Lundi 9 mai, a lieu la première audience au Tribunal de police de Boulogne-sur-Mer pour les contraventions reçues à Calais pendant les différentes périodes de confinement Covid.

Human Rights Observers et Utopia 56 ont contesté systématiquement leurs contraventions. Des audiences au Tribunal de police ont donc pu avoir lieu avec des résultats peu uniformes : Human Rights Observers a eu gain de cause tandis que Utopia 56 non, pour des faits similaires…

Le 20 septembre, une audience a eu lieu au Tribunal administratif de Lille suite à un recours pour excès de pouvoir d’Utopia 56 qui contestait la politique de verbalisation massive de ses bénévoles ainsi que des consignes données par la préfecture pendant les périodes de confinement visant à limiter les déplacements associatifs en soutien aux personnes exilées pendant cette période.
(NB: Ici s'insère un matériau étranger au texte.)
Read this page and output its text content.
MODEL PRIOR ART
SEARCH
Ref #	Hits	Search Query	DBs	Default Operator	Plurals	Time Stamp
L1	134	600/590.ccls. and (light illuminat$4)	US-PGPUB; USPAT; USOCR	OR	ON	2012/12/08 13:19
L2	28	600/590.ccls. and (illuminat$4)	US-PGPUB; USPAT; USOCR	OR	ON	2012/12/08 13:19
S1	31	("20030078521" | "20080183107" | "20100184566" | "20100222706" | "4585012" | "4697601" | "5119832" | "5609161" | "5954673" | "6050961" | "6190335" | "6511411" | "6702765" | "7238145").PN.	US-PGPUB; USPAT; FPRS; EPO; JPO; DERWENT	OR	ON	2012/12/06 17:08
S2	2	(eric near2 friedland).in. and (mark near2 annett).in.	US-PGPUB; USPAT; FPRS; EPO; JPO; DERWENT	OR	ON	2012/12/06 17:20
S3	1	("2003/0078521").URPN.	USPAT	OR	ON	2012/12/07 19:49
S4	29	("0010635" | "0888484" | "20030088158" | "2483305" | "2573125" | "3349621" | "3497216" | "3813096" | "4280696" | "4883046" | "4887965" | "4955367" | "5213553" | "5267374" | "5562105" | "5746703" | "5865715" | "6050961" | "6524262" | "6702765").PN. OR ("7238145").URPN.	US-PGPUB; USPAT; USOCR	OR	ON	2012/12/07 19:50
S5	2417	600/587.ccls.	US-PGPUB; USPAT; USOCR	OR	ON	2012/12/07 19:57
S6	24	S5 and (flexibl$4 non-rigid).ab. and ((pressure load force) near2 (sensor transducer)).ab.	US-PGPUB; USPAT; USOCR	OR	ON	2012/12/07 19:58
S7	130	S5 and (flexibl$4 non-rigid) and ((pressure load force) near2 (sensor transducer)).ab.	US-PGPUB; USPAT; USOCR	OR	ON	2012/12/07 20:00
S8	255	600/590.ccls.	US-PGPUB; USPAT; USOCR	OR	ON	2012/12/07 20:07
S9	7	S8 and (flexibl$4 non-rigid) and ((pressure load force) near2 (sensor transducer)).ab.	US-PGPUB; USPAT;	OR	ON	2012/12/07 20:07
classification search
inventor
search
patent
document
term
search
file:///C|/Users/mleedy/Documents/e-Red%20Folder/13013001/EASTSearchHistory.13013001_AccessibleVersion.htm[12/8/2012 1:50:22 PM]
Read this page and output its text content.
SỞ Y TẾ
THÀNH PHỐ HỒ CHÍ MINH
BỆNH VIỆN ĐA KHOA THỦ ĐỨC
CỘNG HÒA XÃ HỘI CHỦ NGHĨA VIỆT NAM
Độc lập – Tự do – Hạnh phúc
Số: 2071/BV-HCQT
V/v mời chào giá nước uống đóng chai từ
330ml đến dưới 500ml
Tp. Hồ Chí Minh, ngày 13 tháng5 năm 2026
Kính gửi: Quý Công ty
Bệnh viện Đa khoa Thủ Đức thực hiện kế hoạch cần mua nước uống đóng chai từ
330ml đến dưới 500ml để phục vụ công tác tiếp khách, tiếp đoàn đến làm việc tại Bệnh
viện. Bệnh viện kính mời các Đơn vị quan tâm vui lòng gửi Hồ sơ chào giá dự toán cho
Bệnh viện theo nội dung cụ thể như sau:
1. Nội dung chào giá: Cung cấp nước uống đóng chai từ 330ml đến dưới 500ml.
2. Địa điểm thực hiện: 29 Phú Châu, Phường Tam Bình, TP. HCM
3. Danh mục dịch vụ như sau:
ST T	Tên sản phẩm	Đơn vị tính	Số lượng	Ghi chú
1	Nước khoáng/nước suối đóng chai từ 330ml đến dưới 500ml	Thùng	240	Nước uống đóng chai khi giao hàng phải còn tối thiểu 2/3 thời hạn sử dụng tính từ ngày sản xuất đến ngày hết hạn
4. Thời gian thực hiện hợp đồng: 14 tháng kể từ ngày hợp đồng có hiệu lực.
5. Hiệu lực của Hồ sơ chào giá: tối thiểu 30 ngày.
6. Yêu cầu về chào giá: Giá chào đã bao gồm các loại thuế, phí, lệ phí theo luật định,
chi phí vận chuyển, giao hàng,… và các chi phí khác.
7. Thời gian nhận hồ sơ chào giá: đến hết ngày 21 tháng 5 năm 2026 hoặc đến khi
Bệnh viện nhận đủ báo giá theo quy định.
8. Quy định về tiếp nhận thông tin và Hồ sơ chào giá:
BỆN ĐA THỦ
Le TA a jugé favorablement en annulant notamment ces consignes de la préfecture.

  • Intimidations, Arrestations , placements et expulsions des militants du réseau.

17 février : À Dunkerque, un bénévole de Salam est placé en garde à vue pour occupation illicite de terrain (mise à l'abri d'exilé.e.s pour la nuit dans les hangars de la Linière) et dégradation de matériel (la grille)

4 avril : À Calais, lors du meeting de Gérald Darmanin à Calais Nord, une forte mobilisation policière est organisée dans toute la ville et de nombreux contrôles d’identité arbitraires sont effectués pour dissuader les militant.e.s de participer au meeting. Un militant est interpellé un peu plus tard et fait l’objet de poursuites pénales.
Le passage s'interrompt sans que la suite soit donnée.